Turning 40 years old isn’t so bad when you’re surrounded by your favorite people, especially when those favorite people happen to live on a sheep dairy and it’s lambing season.

Last Wednesday was my big 4-0, so the hubby and I trekked to Hidden Springs Creamery near Westby to hang out with Dean and Brenda Jensen and their 350 sheep for the day. Brenda had hinted last fall my birthday would conveniently fall during prime lambing season, and really, who doesn’t want to spend their 40th birthday in a barn surrounded by newborn bleating lambs? Hello, dream trip!

We arrived late afternoon, just in time for transporting the 11 lambs born that morning to an Amish neighbor’s farm, as Brenda had run out of clean stalls (this occasionally happens when you have 275 moms giving birth to an average of twins in a 30-day period). Another 75 ewes will lamb in May, giving Brenda a longer milking season, and thus more milk to make cheese later into the season.

How do you transport newborn lambs, you ask? You pick them up from their stalls, carry them to the farm pick-up, carefully place them in tubs in the cab, and carry the extras on your lap. It’s amazing how warm, snuggly and quiet a newborn lamb is – I think the one I was holding in my lap for the 3-mile ride may have actually fallen asleep after it pooped on me.

After returning to the farm, it was time for milking. Greg and Dave are the Jensens’ evening milkers, and they’re pretty good at what they do. Here’s a look at milking sheep:

The Jensens are currently milking about 150 ewes, which takes just a little over an hour in their new double 10 Swedish parlor, a huge improvement over their home-made milking station they used the first five years they were on the farm.

After milking, we took a tour of the lambing facilities.

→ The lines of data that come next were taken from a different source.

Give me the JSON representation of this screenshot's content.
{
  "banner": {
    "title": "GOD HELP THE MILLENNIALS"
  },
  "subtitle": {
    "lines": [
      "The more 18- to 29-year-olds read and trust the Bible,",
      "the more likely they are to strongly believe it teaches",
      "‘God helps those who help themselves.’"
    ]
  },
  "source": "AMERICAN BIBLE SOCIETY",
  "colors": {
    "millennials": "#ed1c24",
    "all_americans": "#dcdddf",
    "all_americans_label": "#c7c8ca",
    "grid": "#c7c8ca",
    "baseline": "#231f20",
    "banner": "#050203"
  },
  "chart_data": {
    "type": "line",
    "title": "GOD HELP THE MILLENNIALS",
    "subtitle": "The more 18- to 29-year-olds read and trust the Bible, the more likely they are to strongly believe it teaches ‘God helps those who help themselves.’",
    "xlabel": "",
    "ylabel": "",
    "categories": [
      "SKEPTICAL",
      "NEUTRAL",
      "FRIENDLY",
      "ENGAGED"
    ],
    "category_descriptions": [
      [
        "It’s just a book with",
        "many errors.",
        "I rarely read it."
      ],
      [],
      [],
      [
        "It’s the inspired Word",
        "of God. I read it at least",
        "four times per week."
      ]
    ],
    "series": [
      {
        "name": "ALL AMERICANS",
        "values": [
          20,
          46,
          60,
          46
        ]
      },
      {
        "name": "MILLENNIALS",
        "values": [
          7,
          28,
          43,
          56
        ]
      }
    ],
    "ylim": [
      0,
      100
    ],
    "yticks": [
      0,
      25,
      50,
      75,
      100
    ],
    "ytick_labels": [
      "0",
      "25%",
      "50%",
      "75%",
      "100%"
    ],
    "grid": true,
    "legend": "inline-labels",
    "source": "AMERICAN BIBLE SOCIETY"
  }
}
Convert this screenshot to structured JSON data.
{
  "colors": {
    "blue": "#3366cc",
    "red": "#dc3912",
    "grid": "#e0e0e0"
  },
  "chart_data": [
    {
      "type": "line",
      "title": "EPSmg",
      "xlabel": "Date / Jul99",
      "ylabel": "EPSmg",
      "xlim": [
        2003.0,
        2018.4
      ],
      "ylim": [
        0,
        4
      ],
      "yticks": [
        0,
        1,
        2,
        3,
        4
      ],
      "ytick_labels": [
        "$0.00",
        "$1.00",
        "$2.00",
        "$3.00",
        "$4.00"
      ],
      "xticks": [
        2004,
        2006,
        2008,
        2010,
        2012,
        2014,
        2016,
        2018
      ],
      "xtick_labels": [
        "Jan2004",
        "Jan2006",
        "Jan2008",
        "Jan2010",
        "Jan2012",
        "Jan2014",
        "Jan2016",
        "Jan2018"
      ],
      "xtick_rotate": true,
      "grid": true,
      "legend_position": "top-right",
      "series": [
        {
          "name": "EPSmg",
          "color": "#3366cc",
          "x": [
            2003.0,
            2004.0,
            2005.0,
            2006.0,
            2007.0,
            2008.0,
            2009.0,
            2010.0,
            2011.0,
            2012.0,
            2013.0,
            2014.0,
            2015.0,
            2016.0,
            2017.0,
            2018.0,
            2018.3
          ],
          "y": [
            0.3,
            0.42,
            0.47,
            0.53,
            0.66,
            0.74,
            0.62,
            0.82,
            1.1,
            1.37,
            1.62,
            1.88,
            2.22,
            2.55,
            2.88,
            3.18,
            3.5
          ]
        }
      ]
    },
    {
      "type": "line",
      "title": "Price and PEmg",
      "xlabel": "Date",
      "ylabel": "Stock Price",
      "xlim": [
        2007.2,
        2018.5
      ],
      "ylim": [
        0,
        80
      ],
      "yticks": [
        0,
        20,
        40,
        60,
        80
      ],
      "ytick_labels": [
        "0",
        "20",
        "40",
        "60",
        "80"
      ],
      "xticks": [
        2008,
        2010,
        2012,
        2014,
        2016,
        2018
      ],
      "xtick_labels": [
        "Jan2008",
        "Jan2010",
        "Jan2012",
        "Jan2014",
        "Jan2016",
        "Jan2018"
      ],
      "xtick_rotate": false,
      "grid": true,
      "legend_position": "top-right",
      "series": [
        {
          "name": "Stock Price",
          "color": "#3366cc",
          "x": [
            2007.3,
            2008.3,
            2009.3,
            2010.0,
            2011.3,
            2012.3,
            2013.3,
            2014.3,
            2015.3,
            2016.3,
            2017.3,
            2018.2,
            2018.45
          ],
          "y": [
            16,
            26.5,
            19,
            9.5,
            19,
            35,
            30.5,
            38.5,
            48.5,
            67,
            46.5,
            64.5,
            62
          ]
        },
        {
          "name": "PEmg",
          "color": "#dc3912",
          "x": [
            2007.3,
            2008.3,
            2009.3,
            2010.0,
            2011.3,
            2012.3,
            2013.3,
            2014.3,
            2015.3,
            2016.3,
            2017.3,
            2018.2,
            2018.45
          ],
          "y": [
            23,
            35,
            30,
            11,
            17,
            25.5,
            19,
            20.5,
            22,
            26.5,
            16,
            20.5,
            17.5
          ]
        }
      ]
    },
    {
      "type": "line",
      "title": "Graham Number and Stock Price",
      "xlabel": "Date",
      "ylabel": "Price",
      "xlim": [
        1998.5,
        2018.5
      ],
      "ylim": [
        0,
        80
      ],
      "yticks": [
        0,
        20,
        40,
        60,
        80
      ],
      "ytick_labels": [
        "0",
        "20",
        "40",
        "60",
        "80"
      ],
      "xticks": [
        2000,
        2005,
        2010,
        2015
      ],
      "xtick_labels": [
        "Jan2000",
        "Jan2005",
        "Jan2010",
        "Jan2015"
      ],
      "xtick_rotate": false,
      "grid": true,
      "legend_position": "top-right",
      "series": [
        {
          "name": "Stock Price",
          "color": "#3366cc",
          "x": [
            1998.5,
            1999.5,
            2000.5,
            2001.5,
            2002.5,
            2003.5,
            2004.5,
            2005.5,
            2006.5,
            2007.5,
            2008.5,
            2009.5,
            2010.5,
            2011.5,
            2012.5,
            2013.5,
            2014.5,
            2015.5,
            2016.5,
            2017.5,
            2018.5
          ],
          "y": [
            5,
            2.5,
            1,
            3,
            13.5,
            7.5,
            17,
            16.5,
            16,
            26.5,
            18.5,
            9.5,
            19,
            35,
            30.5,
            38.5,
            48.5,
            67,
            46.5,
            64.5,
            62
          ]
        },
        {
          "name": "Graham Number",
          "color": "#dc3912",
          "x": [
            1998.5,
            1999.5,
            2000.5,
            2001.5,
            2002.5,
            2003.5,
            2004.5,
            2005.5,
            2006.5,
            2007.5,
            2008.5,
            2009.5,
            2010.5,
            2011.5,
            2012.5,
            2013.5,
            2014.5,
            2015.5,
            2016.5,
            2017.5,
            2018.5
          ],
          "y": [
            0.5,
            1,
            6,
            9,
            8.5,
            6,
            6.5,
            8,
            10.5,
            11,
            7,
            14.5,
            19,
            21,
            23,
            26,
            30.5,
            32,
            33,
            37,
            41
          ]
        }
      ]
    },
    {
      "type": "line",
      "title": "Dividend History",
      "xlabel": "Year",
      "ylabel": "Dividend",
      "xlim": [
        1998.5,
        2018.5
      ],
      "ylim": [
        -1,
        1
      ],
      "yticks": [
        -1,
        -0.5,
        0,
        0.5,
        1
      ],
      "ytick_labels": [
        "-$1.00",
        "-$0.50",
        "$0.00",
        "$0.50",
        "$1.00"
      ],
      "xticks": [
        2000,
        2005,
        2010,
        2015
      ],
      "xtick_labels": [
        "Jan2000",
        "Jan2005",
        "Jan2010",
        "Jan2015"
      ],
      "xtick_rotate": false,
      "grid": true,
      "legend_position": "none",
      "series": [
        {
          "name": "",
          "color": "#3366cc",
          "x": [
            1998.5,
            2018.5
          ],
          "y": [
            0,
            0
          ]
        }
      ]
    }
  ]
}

The lambs start their lives in the nursery, born in straw pens, and then are moved to bigger pens as they age. On March 28, most of them will be sold at market – just in time for Easter dinner – and the Jensen farm will be a much quieter place.

The ewes still waiting to give birth, meanwhile, are so fat and fluffy that they look like caricature sheep – you know, the ones that came with your Little People Play Farm set? They’re all wool, with short stick legs, kind of like this:

The Jensens’ farm is absolutely breathtaking. Situated in the heart of Amish country, it’s all hills, fences and pastures. Their morning milker is an amish neighbor, hence the buggy in the photo.

After morning milking, the evening’s and morning’s milk are combined, gravity fed into a stainless stell tank on wheels, and driven about 40 feet to the farm’s creamery, where it is again gravity-fed into the farm’s cheese plant, where Brenda makes cheese about four days a week. Here’s a glimpse at the milk transportation process:

We didn’t stick around to make cheese with Brenda in the morning – I’ve made cheese with her a couple of times before, once with my daughter, so we said goodbye to the Jensens and rolled down the driveway, although not without saying goodbye to the barn cats and Augustus Burdock Jensen, the farm dog.

Many, many thanks to Brenda and Dean for your hospitality, laughter and kindness in helping me celebrate the big 4-0! It couldn’t have been any better.